The Smashing Machine review – Dwayne Johnson only possible casting as crisis-riddled UFC champ Mark Kerr | Film

BEnny Safdie wrote and made a solid brother’s drama for the Fans of the UFC fans and perhaps a little beyond. This is the central crisis in the life of the Montagne-Montagne Mark Kerr, the US MMA pioneer and the ultimate combat champion, which in 1997 found itself in the ring, or perhaps the cage, with its demons after the unthinkable humiliation of the loss for the first time.
This feature is in fact developed from a 2002 documentary on Kerr with the same title. He confronted his drug addiction, his relational anxieties and the question of the life of a devil life if you cannot just win all the time.
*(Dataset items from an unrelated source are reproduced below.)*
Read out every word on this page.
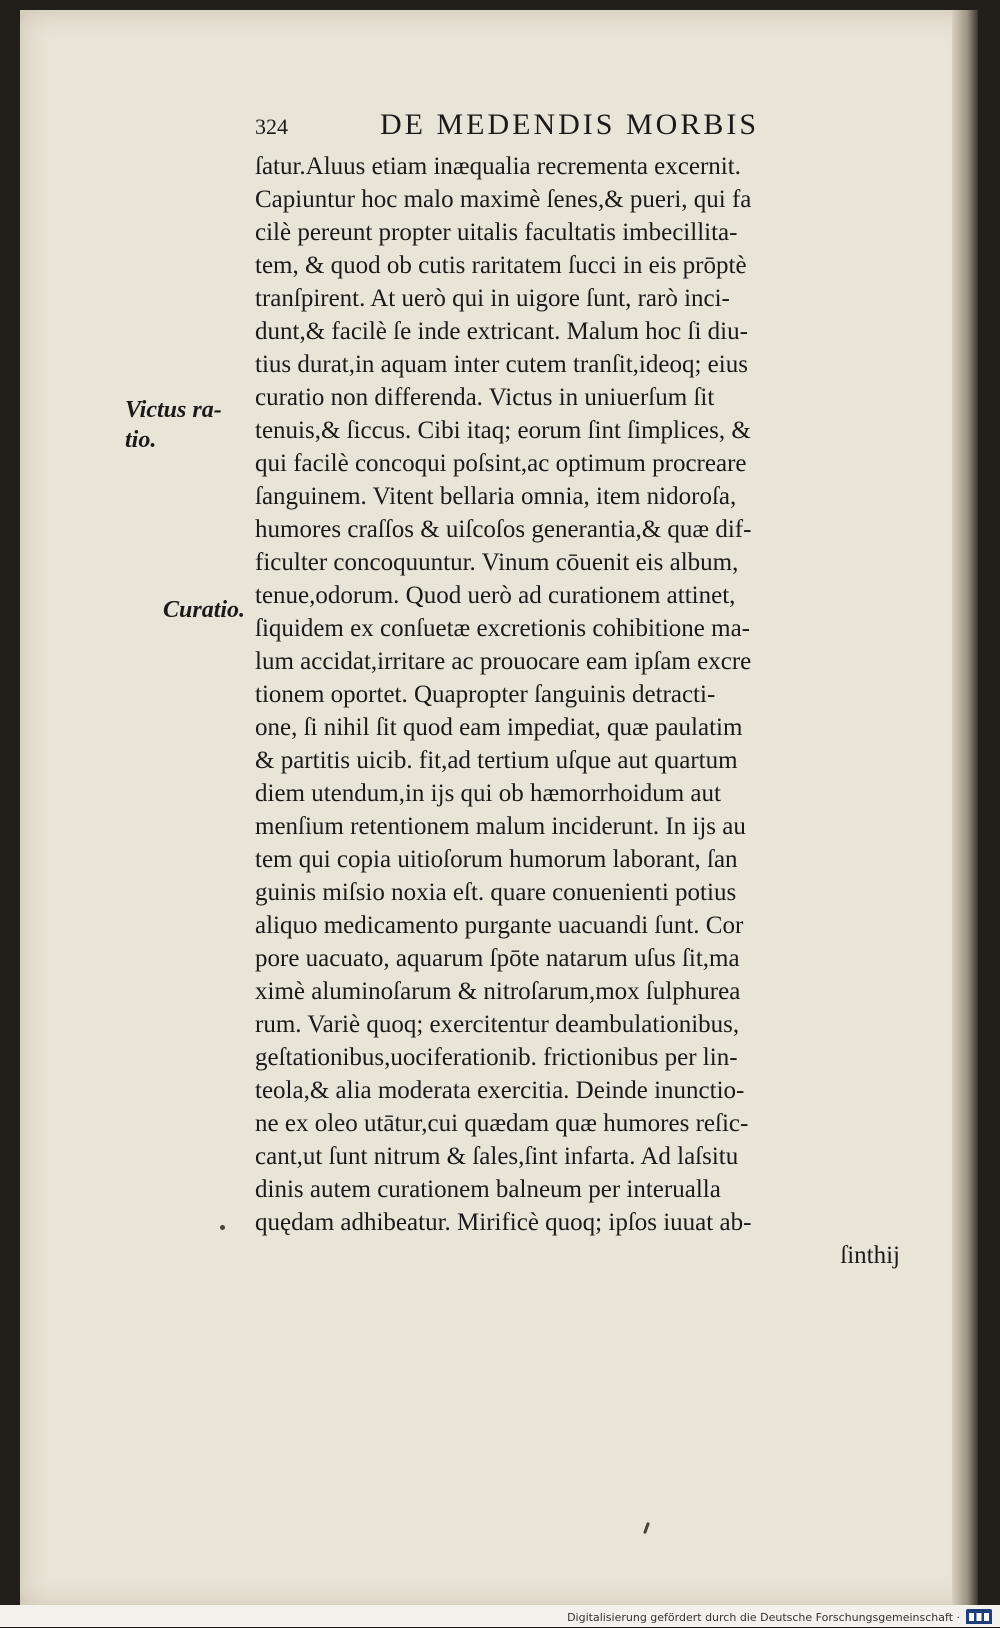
324	DE MEDENDIS MORBIS
Victus ra-
tio.
Curatio.
ſatur.Aluus etiam inæqualia recrementa excernit.
Capiuntur hoc malo maximè ſenes,& pueri, qui fa
cilè pereunt propter uitalis facultatis imbecillita-
tem, & quod ob cutis raritatem ſucci in eis prōptè
tranſpirent. At uerò qui in uigore ſunt, rarò inci-
dunt,& facilè ſe inde extricant. Malum hoc ſi diu-
tius durat,in aquam inter cutem tranſit,ideoq; eius
curatio non differenda. Victus in uniuerſum ſit
tenuis,& ſiccus. Cibi itaq; eorum ſint ſimplices, &
qui facilè concoqui poſsint,ac optimum procreare
ſanguinem. Vitent bellaria omnia, item nidoroſa,
humores craſſos & uiſcoſos generantia,& quæ dif-
ficulter concoquuntur. Vinum cōuenit eis album,
tenue,odorum. Quod uerò ad curationem attinet,
ſiquidem ex conſuetæ excretionis cohibitione ma-
lum accidat,irritare ac prouocare eam ipſam excre
tionem oportet. Quapropter ſanguinis detracti-
one, ſi nihil ſit quod eam impediat, quæ paulatim
& partitis uicib. fit,ad tertium uſque aut quartum
diem utendum,in ijs qui ob hæmorrhoidum aut
menſium retentionem malum inciderunt. In ijs au
tem qui copia uitioſorum humorum laborant, ſan
guinis miſsio noxia eſt. quare conuenienti potius
aliquo medicamento purgante uacuandi ſunt. Cor
pore uacuato, aquarum ſpōte natarum uſus ſit,ma
ximè aluminoſarum & nitroſarum,mox ſulphurea
rum. Variè quoq; exercitentur deambulationibus,
geſtationibus,uociferationib. frictionibus per lin-
teola,& alia moderata exercitia. Deinde inunctio-
ne ex oleo utātur,cui quædam quæ humores reſic-
cant,ut ſunt nitrum & ſales,ſint infarta. Ad laſsitu
dinis autem curationem balneum per interualla
quędam adhibeatur. Mirificè quoq; ipſos iuuat ab-
ſinthij
Digitalisierung gefördert durch die Deutsche Forschungsgemeinschaft ·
Kerr is played by Dwayne Johnson, a colossus of muscle surmounted by a head the size of the rock of the Indiana Jones, a body on which the only visible grease waved the neck. The appearance of Johnson is modified by narrow frizzy hair and facial prostheses that make it look like Jon Favreau playing Hulk. No other casting was possible from a distance – not unless Timothee Chalamet spits the swelling. (Sacha Baron Cohen could do it these days and would probably want to play it just as seriously and not satirical as Johnson.)
The terrible existential nightmare of the loss – a possibility for which no one in the professional or personal circle of Kerr seemed to have prepared it – causes this giant statue of a man to oscillate and reverse. Kerr must throw his opioids into the trash, enter the detoxification treatment and treat again with the important people of his life; One of them is his best boyfriend, coach and combat rival Mark Coleman, slightly played in wood here by Ryan Bader, a real MMA fighter without acting experience who does not seem so exotically like Kerr.
In the first days of MMA, the championship took place in Japan and his name was Pride; These extremely constructed male specimens would rumble, cluster and fight under this title, and a most playful and less respectful film of the brand could have tried a gag here, or wondered if there were emotional aspects of the sport that had been unexplored. The other person in Mark’s life, however, is his girlfriend Dawn, has played with sympathy and spirit of Emily Blunt, who must curl up and start like Mark, in an imposing rage, will sometimes put his fist through the kitchen door. Immediately after the defeat, Kerr has a breakdown that makes him collapse; By regaining awareness, he remembers the doctor testing him by asking him who the president – he replied “Ronald Reagan”, a moment of political significance Droll that Safdie did not stress.
The post-reinstating scenes of trials and petulanting of Johnson with an overview are lively and painful; He rumbles it so as not to properly prune her giant cactus and do not take the leaves out of the pool. Dawn realizes that when her husband was drinking and the permanent palpitation of pain ended up with opioids, he was a sweet and loving boyfriend. Has sobriety revealed a bad guy guy who always laughs at her sponsor AA? And is Dawn really less important to mark than his boyfriend Coleman, that he might have to fight for the world championship?
It’s hard to say. The film does not really allow the various crises and emotional problems to replace the importance of fighting a lot, and the fights itself are not transformed or transfigured in the drama. Even the culmination of the great comfort of Kerr-Coleman does not quite clearly show if Kerr has somehow chosen his girlfriend on his friend and his sport. The film does not reach the tragedy or extreme dysfunction, like The Iron Claw by Sean Durkin from 2023 or Foxcatcher of Bennett Miller a decade earlier, and Safdie is not going for large sets, like a boxing film, with combat scenes in the locker room.
However, there is a brave moment when Kerr, in shock after his loss, walks in the corridors, politely complains to the sponsor of his opponent breaking the rules; Still in sweat and in his trunks, he then descends from one floor in the elevator, which makes you think of a member of the restaurants of the room who carries the bread twice to enter with him … Then Kerr Fonte in tears in his locker room. These moments of vulnerability are touching, although I hope that the film could have promoted the excellent frank element to equal status in drama.